Focus on deposit rate as ECB ponders cuts
FRANKFURT (MarketWatch) -- The European Central Bank is widely expected to drop its key lending rate to a record low on Thursday, but economists remain unclear what policy makers will do with the bank's deposit rate as it enters uncharted territory.
Surveys show economists are overwhelmingly looking for the ECB to cut its refi rate by 0.25 percentage point to 0.75%, taking it below the 1% level for the first time in the central bank's history.
It would also mark the third rate cut delivered on Mario Draghi's watch since he took over as president of the central bank last November.
"In the wake of last week's EU summit, which offered no relief to the problems immediately confronting the euro-land banking system or the economy, we think the ECB has little choice but to ease monetary conditions," said Carl B. Weinberg, chief economist at High Frequency Economics in Valhalla, N.Y., in a note to clients.
The ECB will announce its rate decision at 1:45 p.m. Frankfurt time, or 7:45 a.m. U.S. Eastern. Draghi's monthly news conference will begin at 8:30 a.m. U.S. Eastern.
Cutting the refi rate, however, will force the ECB Governing Council to decide what it wants to do with the "corridor" between the key lending rate and its deposit rate. The deposit rate is what commercial banks receive when they stow money overnight at the ECB.
The deposit rate stands at 0.25%, leaving a 75-basis-point corridor between it and the refi rate. A basis point is 1/100th percentage point.
`Dysfunctional' money markets
Changes will have implications for money markets and interbank lending, which Draghi described as "dysfunctional" as recently as last month.
"We expect the deposit rate to be cut by 10 basis points to 0.15% but there is a broad range of possible outcomes, which could leave the deposit rate anywhere between unchanged and a 25-basis-point cut," wrote economists at Danske Bank in Copenhagen. "We are in uncharted territory."
Proponents of a cut in the deposit rate contend it may encourage banks that have been parking extra cash at the ECB to lend it to other banks in the euro zone.
Victoria Clarke, economist at Investec in London, argued that a change in the deposit rate would be a mistake. Sending the deposit rate to zero would likely increase "pass-the-parcel-type" short-term interbank lending while doing little to boost lending to the private sector, she argued.

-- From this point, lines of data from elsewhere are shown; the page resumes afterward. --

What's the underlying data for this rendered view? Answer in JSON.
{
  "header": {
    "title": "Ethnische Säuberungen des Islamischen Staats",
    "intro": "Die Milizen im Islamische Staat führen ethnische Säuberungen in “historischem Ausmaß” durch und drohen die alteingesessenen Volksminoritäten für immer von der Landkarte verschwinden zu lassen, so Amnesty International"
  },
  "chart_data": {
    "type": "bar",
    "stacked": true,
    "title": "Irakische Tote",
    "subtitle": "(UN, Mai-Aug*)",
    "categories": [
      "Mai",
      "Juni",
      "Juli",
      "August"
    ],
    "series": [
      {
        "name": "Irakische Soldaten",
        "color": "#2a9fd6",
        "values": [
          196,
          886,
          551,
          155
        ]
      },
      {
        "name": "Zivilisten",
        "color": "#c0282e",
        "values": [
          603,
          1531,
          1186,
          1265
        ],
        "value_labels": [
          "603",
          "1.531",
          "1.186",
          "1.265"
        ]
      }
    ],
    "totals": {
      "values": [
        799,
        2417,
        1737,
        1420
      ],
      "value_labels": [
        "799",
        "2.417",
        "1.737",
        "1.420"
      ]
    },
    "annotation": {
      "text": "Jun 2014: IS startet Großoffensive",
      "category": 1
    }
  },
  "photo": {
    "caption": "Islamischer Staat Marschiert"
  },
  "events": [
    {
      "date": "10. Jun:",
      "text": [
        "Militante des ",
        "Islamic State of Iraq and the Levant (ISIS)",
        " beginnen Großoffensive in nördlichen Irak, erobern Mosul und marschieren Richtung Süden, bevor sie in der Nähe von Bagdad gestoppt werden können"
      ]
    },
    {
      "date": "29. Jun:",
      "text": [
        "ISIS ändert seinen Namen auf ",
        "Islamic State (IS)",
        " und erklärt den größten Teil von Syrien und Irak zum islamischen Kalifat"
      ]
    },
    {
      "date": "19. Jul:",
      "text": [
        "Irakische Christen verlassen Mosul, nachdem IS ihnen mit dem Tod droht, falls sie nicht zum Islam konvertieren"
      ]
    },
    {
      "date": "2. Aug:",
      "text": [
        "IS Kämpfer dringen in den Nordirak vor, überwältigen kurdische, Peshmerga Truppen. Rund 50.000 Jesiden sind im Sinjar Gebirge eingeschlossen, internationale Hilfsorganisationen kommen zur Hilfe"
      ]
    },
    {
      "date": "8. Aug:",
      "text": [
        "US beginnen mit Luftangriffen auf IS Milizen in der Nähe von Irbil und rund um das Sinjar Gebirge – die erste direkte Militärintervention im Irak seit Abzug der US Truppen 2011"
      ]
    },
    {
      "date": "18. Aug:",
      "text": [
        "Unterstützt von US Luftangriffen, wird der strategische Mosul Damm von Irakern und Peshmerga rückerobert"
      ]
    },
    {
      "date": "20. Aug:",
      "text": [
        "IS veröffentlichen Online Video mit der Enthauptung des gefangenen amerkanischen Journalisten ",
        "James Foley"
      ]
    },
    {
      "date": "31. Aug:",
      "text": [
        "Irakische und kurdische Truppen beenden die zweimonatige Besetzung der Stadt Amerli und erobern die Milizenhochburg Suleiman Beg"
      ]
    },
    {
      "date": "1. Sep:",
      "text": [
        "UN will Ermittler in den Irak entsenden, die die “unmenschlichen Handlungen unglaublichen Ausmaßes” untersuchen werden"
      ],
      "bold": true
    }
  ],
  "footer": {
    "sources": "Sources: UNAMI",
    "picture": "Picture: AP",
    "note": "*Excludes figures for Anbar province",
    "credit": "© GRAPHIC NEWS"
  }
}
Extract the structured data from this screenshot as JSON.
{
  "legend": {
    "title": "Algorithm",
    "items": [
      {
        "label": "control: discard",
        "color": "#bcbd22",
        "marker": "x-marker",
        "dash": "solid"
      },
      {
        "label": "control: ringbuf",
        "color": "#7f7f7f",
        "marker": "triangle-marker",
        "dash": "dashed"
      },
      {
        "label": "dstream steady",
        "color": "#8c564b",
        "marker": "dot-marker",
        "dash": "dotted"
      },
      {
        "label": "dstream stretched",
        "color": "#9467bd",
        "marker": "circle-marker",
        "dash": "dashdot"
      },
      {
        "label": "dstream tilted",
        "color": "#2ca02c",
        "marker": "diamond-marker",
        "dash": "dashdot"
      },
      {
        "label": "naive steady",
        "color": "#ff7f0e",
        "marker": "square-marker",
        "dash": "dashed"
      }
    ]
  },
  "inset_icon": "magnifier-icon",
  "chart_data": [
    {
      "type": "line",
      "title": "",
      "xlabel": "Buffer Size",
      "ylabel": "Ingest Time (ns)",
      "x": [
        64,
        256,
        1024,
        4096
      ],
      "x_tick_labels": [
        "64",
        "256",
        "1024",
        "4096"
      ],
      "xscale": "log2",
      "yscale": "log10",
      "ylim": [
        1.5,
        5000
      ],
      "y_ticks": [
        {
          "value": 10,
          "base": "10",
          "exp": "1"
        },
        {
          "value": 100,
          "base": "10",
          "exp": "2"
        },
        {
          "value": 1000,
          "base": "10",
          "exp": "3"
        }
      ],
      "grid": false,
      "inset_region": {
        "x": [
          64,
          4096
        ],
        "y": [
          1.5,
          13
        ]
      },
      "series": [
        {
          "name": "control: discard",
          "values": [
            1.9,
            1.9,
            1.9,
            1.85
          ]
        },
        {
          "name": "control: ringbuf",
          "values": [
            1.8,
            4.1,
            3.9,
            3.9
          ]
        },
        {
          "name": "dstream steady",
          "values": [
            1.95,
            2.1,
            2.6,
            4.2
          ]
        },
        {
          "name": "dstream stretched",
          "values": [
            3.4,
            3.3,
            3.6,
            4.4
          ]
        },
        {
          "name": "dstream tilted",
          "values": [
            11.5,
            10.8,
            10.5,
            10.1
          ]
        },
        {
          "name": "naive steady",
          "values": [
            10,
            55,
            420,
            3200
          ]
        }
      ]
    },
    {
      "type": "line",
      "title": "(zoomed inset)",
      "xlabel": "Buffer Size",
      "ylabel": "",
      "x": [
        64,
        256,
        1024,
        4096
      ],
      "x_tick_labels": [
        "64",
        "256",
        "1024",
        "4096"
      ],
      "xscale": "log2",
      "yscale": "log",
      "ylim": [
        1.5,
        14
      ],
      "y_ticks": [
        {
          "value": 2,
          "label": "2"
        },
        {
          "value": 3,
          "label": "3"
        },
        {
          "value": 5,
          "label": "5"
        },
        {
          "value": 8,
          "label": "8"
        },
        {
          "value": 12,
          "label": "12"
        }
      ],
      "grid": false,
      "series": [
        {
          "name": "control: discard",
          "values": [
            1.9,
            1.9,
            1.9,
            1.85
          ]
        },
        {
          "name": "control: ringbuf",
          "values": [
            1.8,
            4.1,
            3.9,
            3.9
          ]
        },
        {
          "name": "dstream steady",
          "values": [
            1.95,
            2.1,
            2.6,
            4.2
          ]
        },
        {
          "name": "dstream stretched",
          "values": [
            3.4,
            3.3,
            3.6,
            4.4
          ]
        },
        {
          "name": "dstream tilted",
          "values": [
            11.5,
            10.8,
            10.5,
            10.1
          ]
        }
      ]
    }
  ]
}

Leaving the deposit rate at 0.25% and narrowing the corridor with the refi rate to 50 basis points would provide a financial boost for banks, leaving them better positioned to support private-sector credit flows, she said.
On the other hand, Elwin de Groot, economist at Rabobank International in Utrecht, Netherlands, said a quarter-point cut in the deposit rate would, in principle, be more effective than a similar cut in the refi rate.
A deposit-rate cut would be more likely to translate into a bigger decline in interbank lending rates, he said, in a note.
De Groot, however, questioned whether such a move would inspire banks in the euro zone's core to resume lending to banks in the periphery. Also, it's not clear why banks would start lending to the private sector when loan demand remains subdued, he said.
The European Union summit last week cheered markets after leaders agreed to allow the region's permanent rescue fund to eventually directly recapitalize Spain's ailing bank sector, ensured that loans from the fund won't be senior to other bondholders, and took steps to ease rules regarding the ability of the euro-zone's rescue funds to buy up distressed government debt.
The euro bounced higher in the wake of the summit meeting and has held its own in recent sessions. The euro (EURUSD) changed hands at $1.2559 in recent action versus the dollar, little changed from its level in North American trade late Tuesday.
Economists are also divided on whether the ECB will move to boost overall liquidity by offering another three-year long-term refinancing operation, or LTRO.
A pair of such operations in December and February were credited with lowering fears of any near-term, funding-related banking failures while also providing banks with ammo to resume purchases of government bonds.
Marie Diron, senior economic adviser to the Ernst & Young Euro-zone Forecast, contends the ECB could cut its refi rate by a half point but doubts the central bank is ready to provide another round of long-term loans amid a lack of evidence of regionwide lack of liquidity.
Weinberg contends, however, that the ECB is likely to open the long-term liquidity taps after moving last month to ease rules governing the collateral banks can post to secure loans from the central bank.
"It is more comfortable to lend out cash when you have it on hand for more than a week," he said.
Before the ECB acts, the Bank of England will announce the outcome of its policy meeting at 7 a.m. U.S. Eastern.
Economists widely expect the bank to boost the size of its quantitative-easing program by another 50 billion pounds ($78.3 billion), bringing it to £375 billion. Read Market Extra and ECB, BOE rate expectations.
Of course, any sort of rate cut isn't a foregone conclusion.